Sometimes you need homogeneity for cooperation. Imagine two horses pulling a cart. The job will simply go more smoothly if they have similar sizes, gaits, and strengths. Other times the opposite of homogeneity is optimal. In lichens the fungus and the algae bring very different things to the interaction. In basketball a team of all centers would not prevail, as my son reminded me. How about scientific cooperation? Is homogeneity an advantage?

I hope it mostly is not. If homogeneity were so crucial would I, a red-headed, left-handed field biologist and mother with some attitude ever have thrived in the science establishment? Have we not flourished exactly because we bring different perspectives to thorny problems, collaborating from the vantage of difference, not similarity?

I bring this up after reviewing a research program recently as part of a team. In the report one of the other reviewers kept using the word homogeneous as if it were a good thing, not the thing that sent shivers down my back. International teams with different first languages may have more challenges to communicating than are immediately apparent. I don’t know if this is one of them or is a difference in perspective.
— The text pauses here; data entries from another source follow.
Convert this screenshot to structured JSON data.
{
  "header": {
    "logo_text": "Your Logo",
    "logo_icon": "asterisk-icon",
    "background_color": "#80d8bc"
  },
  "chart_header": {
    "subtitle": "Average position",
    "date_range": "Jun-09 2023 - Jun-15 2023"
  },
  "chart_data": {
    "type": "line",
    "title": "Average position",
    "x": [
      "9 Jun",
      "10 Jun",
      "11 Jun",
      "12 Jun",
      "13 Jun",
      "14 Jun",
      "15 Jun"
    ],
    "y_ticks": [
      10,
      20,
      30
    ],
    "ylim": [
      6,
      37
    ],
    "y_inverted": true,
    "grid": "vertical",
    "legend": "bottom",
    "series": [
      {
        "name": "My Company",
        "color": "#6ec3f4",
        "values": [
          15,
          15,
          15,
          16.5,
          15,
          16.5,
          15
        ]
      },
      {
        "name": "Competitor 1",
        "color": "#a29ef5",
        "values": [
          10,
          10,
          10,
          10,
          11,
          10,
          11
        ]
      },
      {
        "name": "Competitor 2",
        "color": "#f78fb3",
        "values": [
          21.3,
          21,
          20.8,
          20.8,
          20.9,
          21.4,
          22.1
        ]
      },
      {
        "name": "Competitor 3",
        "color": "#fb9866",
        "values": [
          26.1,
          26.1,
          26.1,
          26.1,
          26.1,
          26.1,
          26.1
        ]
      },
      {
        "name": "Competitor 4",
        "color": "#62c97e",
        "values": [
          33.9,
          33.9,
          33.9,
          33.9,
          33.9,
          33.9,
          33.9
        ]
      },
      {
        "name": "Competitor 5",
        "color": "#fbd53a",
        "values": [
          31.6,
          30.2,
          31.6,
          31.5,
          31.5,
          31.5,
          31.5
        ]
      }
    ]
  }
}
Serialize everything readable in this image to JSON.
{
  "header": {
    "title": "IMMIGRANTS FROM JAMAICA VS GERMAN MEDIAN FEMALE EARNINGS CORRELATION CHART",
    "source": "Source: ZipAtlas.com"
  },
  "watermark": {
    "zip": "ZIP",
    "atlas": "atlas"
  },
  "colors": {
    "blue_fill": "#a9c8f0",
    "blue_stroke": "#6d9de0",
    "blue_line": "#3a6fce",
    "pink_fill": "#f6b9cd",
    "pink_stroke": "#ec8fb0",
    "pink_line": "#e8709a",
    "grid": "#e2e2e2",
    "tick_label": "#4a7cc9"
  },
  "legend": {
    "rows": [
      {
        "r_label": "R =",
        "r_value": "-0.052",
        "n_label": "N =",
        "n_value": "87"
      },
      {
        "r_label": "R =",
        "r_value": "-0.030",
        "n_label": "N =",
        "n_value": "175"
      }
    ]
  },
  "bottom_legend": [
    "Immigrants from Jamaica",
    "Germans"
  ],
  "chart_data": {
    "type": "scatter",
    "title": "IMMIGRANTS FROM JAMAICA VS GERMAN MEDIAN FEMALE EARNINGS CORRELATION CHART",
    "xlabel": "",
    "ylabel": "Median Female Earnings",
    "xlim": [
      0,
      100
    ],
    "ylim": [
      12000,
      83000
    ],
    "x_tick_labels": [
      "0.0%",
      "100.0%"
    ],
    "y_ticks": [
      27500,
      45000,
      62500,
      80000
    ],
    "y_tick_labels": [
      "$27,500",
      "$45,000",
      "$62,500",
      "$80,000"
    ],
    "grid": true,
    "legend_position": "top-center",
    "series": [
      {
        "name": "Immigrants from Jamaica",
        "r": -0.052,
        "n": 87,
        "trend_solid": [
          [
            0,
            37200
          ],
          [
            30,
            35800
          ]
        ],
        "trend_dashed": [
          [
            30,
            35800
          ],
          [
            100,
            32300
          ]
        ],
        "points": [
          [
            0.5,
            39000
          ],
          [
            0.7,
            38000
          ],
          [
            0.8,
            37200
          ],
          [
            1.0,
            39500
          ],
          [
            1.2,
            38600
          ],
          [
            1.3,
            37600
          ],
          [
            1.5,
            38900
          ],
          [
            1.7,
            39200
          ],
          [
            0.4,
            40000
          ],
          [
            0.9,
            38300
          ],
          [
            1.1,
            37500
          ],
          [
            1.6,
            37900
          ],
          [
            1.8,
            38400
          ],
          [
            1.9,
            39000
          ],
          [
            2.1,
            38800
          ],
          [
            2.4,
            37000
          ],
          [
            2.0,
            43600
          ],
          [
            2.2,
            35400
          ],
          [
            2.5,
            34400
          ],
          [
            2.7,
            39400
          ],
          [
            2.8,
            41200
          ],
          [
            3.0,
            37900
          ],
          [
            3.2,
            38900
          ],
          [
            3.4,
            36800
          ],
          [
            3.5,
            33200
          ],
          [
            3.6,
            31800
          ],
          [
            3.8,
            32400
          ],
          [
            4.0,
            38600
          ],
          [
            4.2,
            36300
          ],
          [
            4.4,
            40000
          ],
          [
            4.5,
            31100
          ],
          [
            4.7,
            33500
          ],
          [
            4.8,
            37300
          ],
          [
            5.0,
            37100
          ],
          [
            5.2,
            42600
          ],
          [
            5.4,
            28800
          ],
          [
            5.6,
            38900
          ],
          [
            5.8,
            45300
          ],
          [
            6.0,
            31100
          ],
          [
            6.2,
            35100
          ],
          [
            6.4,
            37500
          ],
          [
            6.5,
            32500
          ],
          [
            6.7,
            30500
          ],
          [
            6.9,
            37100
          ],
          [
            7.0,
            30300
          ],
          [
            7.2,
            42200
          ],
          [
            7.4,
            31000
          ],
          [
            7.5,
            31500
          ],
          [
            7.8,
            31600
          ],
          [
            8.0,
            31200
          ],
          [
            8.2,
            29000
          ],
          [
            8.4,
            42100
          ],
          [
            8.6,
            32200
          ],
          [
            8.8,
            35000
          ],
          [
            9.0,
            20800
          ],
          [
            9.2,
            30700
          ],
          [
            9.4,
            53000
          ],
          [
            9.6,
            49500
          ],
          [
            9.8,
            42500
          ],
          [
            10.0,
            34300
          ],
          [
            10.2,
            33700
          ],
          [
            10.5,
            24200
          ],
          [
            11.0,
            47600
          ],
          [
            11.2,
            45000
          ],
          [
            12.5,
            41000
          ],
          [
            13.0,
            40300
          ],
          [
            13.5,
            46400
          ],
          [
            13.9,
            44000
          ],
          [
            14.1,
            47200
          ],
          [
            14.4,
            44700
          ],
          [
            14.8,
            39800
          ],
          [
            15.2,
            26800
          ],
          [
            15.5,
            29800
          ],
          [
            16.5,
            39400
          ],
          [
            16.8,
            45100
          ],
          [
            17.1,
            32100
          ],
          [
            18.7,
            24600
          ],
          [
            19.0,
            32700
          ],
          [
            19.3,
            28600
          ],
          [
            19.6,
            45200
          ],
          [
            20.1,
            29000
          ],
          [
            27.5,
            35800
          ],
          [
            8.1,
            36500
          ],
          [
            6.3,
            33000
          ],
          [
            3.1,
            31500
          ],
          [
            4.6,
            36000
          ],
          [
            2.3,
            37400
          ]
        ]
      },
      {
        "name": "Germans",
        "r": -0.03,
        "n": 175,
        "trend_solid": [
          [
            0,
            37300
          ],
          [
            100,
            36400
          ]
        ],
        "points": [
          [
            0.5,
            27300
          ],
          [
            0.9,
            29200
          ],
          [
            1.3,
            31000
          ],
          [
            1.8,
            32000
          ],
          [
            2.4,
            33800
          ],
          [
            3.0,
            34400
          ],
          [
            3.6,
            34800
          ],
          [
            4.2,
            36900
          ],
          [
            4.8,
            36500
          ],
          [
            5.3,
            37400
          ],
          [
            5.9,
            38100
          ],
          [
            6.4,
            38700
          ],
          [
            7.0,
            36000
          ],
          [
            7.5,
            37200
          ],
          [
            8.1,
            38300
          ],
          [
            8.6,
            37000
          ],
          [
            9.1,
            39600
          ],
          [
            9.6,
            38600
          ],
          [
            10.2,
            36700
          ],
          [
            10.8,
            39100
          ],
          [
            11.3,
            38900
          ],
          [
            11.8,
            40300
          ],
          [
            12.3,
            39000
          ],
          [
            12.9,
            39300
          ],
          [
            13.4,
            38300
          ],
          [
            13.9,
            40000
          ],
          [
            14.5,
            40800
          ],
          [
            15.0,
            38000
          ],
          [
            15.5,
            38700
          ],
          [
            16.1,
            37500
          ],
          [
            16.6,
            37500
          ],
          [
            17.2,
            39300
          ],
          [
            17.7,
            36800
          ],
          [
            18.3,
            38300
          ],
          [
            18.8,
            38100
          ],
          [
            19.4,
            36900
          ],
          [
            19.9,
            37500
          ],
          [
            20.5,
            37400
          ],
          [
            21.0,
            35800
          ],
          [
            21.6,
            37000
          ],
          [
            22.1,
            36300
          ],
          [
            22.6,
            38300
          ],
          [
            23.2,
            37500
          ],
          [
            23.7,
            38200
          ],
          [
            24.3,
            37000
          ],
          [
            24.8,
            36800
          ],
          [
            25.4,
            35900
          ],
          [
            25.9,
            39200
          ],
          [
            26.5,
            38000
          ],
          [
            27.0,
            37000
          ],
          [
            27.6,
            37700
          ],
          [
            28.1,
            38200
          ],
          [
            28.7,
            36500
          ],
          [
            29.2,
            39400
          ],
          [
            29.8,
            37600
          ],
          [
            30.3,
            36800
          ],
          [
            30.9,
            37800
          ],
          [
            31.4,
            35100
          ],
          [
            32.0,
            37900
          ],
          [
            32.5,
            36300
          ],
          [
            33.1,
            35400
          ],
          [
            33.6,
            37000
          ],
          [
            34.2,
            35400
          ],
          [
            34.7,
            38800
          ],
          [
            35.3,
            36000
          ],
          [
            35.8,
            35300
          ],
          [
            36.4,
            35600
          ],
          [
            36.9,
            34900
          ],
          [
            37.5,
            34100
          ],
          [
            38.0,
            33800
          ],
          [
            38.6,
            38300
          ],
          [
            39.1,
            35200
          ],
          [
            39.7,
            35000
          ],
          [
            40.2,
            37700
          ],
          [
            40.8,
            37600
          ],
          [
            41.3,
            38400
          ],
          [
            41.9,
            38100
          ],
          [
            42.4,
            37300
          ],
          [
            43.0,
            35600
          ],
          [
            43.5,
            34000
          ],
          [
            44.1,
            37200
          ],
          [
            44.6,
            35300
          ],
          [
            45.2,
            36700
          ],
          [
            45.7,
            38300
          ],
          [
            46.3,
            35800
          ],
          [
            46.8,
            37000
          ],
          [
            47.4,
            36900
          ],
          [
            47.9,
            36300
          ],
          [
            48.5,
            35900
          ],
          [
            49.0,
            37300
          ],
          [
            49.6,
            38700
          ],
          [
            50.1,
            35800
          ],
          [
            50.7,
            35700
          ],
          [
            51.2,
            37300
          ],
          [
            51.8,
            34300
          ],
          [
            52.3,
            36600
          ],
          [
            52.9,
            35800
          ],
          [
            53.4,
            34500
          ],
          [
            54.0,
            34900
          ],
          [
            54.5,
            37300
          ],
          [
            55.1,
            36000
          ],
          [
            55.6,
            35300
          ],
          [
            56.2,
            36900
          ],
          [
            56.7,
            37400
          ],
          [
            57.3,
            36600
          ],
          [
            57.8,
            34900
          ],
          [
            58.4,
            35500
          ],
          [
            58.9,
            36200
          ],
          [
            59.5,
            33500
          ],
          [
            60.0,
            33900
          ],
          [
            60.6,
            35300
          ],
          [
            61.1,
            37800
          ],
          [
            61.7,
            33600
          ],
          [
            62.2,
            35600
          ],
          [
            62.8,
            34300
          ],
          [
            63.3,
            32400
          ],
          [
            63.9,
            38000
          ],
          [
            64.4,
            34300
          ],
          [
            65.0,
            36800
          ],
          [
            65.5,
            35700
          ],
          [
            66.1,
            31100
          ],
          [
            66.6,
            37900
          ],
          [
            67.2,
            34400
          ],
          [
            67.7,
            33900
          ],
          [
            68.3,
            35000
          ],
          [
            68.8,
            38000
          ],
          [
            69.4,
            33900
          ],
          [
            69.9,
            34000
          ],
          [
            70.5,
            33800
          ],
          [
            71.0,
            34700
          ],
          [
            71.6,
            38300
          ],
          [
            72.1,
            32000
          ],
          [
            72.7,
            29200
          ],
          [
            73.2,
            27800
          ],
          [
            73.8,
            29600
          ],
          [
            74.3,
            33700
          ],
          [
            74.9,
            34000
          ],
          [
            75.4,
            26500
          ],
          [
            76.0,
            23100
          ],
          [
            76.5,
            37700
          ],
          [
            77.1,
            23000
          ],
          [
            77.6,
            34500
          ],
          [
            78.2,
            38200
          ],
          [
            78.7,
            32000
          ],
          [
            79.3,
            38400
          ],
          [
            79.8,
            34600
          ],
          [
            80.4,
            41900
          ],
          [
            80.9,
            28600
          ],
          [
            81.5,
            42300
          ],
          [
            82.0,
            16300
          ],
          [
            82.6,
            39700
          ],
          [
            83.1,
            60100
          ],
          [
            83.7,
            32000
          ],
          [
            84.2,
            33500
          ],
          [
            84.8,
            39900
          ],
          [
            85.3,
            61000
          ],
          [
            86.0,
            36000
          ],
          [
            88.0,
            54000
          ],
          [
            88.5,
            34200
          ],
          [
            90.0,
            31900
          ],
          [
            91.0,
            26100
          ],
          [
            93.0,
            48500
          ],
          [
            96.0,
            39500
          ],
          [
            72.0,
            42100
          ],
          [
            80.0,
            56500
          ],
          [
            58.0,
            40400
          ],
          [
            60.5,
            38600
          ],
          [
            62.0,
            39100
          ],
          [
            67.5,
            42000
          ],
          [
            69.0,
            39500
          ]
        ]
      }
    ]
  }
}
I hear that in hiring decisions employers often look for commonalities even when the are irrelevant to the job. Why should playing golf matter, for example? You might say that friendly outside of work interactions facilitate communication, but that is something that can be developed directly. I love my grandmother’s German cooking, but enjoy the meals served me by my Indian or Peruvian friends even more, to give just one example.

In collaborations it is easy to misunderstand the contributions of very different teammates. I cannot know exactly what went into figuring out the chemical structure of the small molecules that our social amoebae use to manipulate. I trust it was hard. I trust that the work was done well. I love the collaboration, for from our diversity comes mutual strengths none of us have alone. Remember not to confuse cooperation with homogeneity!